Mourinho: "Non pensavo che Chivu fosse un predestinato"
Che il calcio italiano non se la passi benissimo è un dato di fatto: niente Mondiale per la terza volta consecutiva, niente semifinali nelle coppe europee, scandali frequenti... Insomma, chiunque da esterno getti l'occhio sul pallone italico non può che rimanere deluso. Meno catastrofista però lo è José Mourinho, intervistato da Il Giornale a margine della presentazione della campagna pubblicitaria di Prima Assicurazioni, che lo vede testimonial: "Il calcio è un micromomento di questa realtà, ma io riesco a divertirmi ancora. Mi piace allenare e far migliorare i giocatori, vivere le partite. Questo è il mondo che difendo. Non riesco a immaginarmi senza. Io non credo che il calcio italiano sia diverso dagli altri, solo che qui ciclicamente si riesce a investigare e fare pulizia".
Però l'Italia è fuori ancora dal Mondiale: "Questa è un'altra cosa. Qualcuno mi ha chiesto se allenerei la Nazionale, ma non ne avete bisogno. Ci sono Allegri, Conte e ne potrei nominare altri 5-6, non è questo il punto. Vi faccio l'esempio del Portogallo, che nonostante abbia 10 milioni di abitanti riesce ad andare al Mondiale e produrre tanti bravissimi giocatori. Venite avedere come vengono organizzati i tornei giovanili, quali sono le condizioni dentro le squadre. Basta questo per capire, e magari copiare".
Impossibile non parlare dell'Inter, pronta a conquistare lo Scudetto guidata da Cristian Chivu: "Mi fa piacere per lui, anche se quando lo allenavo non avrei mai pensato potesse diventare un allenatore. Era un ragazzo per bene e tranquillo, un bravissimo giocatore, ma non mi sembrava un predestinato. Ha studiato, ha fatto la gavetta nelle giovanili, ha imparato nel modo giusto, è stato intelligente. Non è nato allenatore per generazione spontanea. Molti altri invece vanno in panchina perché sanno vendersi bene, avere un boun buon PR vale più di essere davvero capaci".
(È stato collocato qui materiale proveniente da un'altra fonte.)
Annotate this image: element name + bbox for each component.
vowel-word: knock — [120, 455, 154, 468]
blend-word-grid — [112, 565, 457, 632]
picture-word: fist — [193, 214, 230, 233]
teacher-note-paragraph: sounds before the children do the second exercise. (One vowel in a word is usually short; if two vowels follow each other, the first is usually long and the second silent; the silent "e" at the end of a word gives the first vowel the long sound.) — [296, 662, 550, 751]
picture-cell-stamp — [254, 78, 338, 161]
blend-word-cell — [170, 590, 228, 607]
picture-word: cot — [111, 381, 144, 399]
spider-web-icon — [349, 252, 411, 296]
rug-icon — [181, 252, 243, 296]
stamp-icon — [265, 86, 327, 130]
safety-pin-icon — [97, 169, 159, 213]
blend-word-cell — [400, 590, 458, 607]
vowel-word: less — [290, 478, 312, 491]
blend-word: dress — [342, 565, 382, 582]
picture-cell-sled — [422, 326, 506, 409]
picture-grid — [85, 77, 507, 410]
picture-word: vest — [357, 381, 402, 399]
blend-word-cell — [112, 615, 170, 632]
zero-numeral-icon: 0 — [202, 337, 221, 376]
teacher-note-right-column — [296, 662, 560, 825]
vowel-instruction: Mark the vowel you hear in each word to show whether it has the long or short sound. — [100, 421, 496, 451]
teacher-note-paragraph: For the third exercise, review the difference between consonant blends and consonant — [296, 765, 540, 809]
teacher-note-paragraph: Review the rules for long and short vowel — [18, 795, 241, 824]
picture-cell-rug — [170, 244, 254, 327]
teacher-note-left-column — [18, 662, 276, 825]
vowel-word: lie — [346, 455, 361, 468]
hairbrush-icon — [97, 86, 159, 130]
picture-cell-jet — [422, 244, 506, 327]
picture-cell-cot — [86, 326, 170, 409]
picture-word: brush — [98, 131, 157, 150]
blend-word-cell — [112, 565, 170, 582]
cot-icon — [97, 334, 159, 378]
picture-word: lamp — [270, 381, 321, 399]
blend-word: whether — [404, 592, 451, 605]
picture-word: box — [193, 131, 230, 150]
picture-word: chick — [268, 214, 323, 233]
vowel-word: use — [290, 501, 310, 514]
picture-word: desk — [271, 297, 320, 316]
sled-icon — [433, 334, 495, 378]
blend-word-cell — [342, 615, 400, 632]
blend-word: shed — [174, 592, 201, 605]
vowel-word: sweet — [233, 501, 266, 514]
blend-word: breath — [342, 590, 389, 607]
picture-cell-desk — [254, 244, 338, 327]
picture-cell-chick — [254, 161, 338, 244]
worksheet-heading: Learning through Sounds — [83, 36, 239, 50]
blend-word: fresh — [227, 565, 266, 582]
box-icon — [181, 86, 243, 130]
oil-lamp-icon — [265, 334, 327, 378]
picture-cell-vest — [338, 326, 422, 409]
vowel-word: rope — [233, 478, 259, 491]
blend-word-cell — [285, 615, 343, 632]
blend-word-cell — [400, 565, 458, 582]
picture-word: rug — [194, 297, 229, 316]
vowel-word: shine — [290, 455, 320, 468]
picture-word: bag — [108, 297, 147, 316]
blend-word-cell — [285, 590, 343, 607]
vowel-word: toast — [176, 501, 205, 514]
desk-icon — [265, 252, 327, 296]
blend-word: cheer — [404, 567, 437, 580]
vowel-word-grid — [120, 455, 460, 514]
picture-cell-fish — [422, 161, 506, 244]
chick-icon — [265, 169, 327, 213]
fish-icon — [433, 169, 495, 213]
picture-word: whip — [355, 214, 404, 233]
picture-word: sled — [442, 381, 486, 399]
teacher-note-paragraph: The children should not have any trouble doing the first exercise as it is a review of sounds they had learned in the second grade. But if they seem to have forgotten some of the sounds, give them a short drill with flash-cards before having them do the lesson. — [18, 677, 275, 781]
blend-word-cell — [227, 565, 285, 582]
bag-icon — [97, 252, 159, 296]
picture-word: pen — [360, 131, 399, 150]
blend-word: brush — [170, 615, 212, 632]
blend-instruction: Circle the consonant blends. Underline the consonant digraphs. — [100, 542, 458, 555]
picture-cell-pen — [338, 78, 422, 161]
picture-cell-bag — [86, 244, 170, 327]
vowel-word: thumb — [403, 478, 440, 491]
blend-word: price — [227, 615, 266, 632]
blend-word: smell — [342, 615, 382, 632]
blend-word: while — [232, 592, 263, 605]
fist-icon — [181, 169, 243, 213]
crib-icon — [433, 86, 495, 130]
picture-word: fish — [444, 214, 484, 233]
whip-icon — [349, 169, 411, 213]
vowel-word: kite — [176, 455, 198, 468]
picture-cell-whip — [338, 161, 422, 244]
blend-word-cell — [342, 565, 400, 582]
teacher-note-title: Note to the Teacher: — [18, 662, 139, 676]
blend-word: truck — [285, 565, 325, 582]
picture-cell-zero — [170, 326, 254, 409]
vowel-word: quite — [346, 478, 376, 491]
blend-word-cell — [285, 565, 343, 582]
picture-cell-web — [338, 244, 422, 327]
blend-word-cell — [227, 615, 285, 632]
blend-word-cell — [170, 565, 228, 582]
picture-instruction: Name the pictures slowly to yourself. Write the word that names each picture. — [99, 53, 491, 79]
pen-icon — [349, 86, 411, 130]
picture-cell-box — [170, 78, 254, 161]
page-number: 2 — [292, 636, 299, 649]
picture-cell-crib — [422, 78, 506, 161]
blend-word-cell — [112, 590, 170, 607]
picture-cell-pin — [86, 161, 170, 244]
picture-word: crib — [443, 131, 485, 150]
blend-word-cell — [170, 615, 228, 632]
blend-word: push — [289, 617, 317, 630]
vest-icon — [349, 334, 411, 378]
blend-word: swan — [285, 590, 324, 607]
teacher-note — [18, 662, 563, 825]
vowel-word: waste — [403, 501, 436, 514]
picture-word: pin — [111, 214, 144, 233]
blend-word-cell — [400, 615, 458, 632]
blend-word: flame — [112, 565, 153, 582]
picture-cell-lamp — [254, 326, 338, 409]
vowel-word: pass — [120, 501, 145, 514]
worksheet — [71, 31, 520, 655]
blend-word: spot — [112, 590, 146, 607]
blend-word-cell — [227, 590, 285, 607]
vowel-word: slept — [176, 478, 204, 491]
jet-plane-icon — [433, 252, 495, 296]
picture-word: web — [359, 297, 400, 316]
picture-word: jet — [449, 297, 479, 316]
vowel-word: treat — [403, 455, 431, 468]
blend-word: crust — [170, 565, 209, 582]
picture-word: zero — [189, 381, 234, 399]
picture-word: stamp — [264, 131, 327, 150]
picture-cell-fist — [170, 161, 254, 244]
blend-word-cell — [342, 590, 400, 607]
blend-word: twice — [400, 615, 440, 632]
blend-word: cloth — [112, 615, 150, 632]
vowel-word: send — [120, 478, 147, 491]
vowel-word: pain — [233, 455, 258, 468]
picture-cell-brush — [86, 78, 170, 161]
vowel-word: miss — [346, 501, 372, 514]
Infine, un discorso sulla filosofia del calcio che non invecchia mai: "Questa cosa che l'idea di gioco valga più del risultato è la più grande bugia del calcio. La prima cosa è che per vincere bisogna avere tanta qualità e fare le cose per bene, solo dopo viene l'estetica. Il prodotto vincente è un prodotto vincente".